ROOM TO GROW

It used to be easy to think that metropolitan areas would forever expand outward. Cities were a mess and land was cheap, so who wouldn't trade ten more minutes in the car one way to have a bigger house on a bigger lot, far away from all the ills of urban cores?

Urban renaissances and dear oil have changed the equation for some. Maybe public policy will further correct the imbalance between how much it costs governments and the environment to live in far-flung places and how much those people actually pay in. Maybe more people will voluntarily choose cities, partly out of running the numbers and partly out of lifestyle preferences.

Thankfully, most cities have room to grow. From an infrastructure standpoint, these are places that were built to serve a lot more than they now have. Just take a look at this extraordinary chart of city populations in 1950 and 2000. St. Louis, Pittsburgh, and Buffalo bled half its population during that time; Baltimore 300,000 less people, Philadelphia well over 500,000 less, and Detroit had 900,000(!) less.

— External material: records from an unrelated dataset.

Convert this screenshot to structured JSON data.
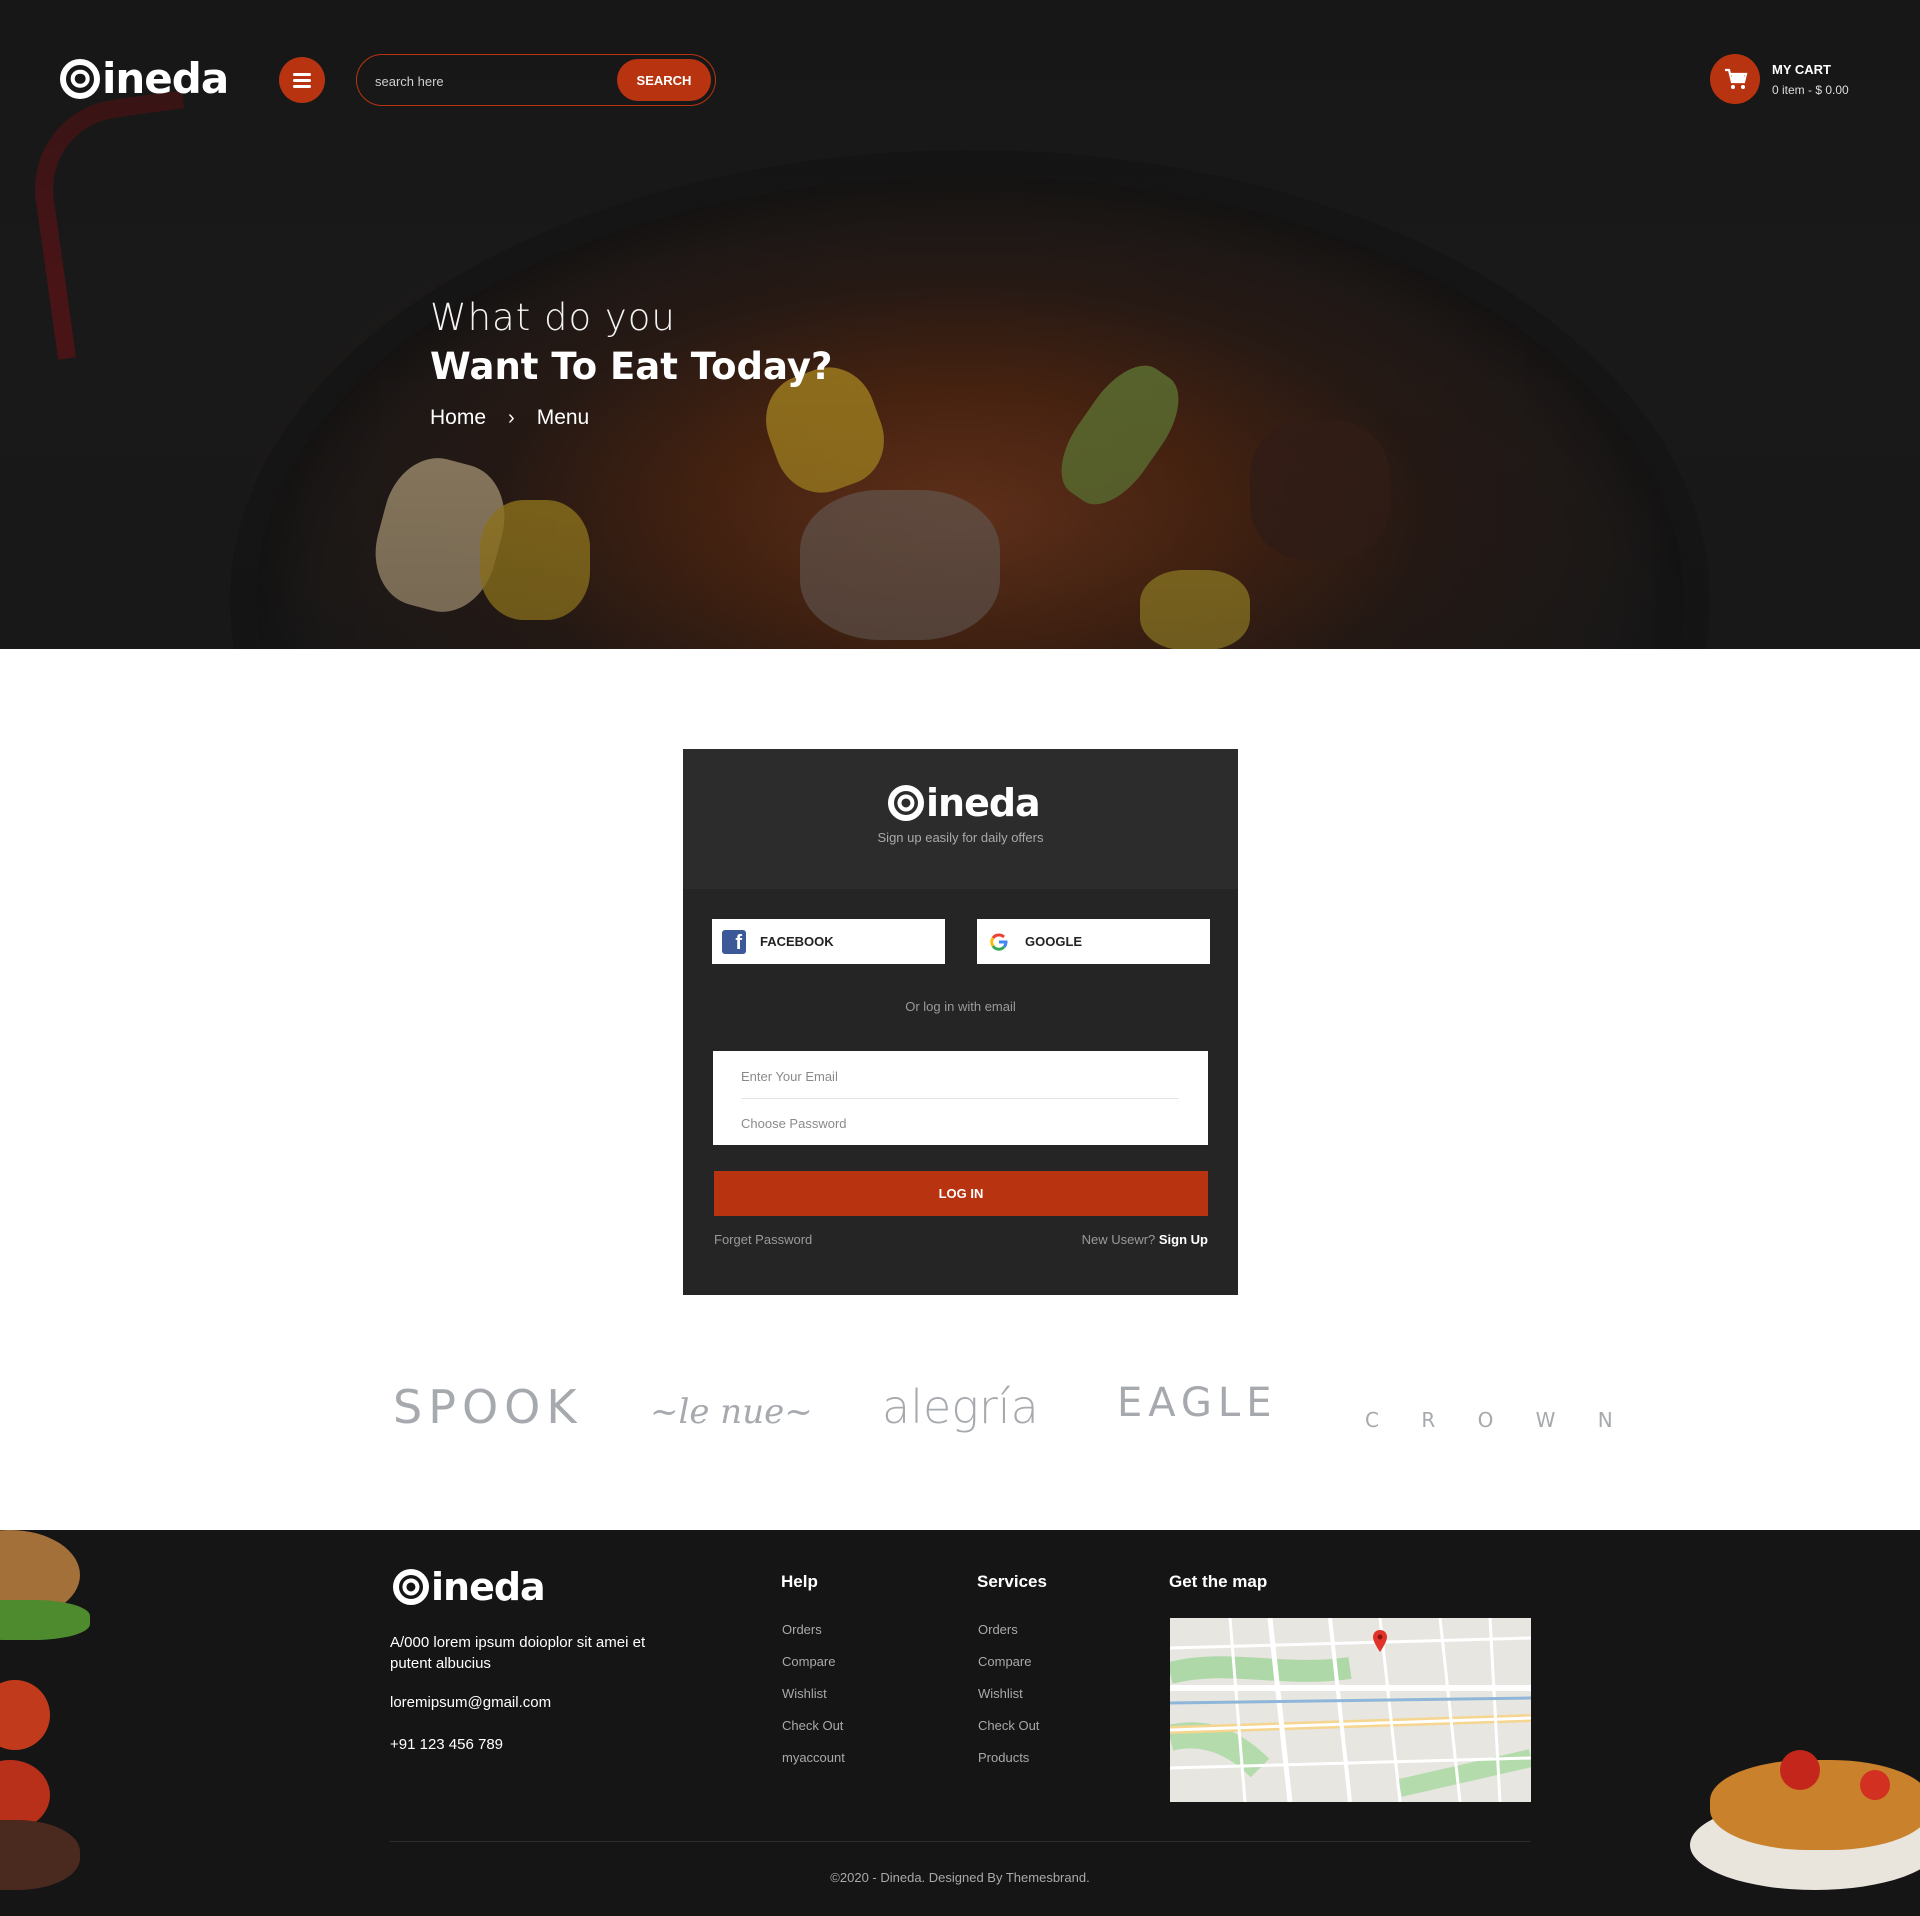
{
  "header": {
    "brand": "ineda",
    "search_placeholder": "search here",
    "search_button": "SEARCH",
    "cart_title": "MY CART",
    "cart_summary": "0 item - $ 0.00"
  },
  "hero": {
    "line1": "What do you",
    "line2": "Want To Eat Today?",
    "breadcrumb": [
      "Home",
      "Menu"
    ]
  },
  "login": {
    "brand": "ineda",
    "tagline": "Sign up easily for daily offers",
    "facebook": "FACEBOOK",
    "google": "GOOGLE",
    "or_text": "Or log in with email",
    "email_placeholder": "Enter Your Email",
    "password_placeholder": "Choose Password",
    "login_button": "LOG IN",
    "forgot": "Forget Password",
    "new_user": "New Usewr?",
    "signup": "Sign Up"
  },
  "brands": [
    "SPOOK",
    "le nue",
    "alegría",
    "EAGLE",
    "C R O W N"
  ],
  "footer": {
    "brand": "ineda",
    "address": "A/000  lorem ipsum doioplor sit amei et putent albucius",
    "email": "loremipsum@gmail.com",
    "phone": "+91 123 456 789",
    "help_title": "Help",
    "help_links": [
      "Orders",
      "Compare",
      "Wishlist",
      "Check Out",
      "myaccount"
    ],
    "services_title": "Services",
    "services_links": [
      "Orders",
      "Compare",
      "Wishlist",
      "Check Out",
      "Products"
    ],
    "map_title": "Get the map",
    "copyright": "©2020 - Dineda. Designed By Themesbrand."
  },
  "colors": {
    "accent": "#b83410",
    "card_bg": "#252525",
    "footer_bg": "#151515"
  }
}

These are all, of course, Rust Belt cities that dwindled as we shifted out of manufacturing. Demographics favors the Sun Belt, as retirees seek warmer climes and Hispanics grow faster than anyone. Among our Top 50 cities by population now are such places as Tucson, Mesa, and Long Beach - all more populous than such big-league cities as Cincinnati, Kansas City, and New Orleans.

Maybe people will continue to equate the American Dream with a picket fence in a quiet subdivision in the burbs. But if the economics of living and moving keep going the way they're going, maybe there's a mass reverse exodus into cities. And if so, I know a lot that have room to grow.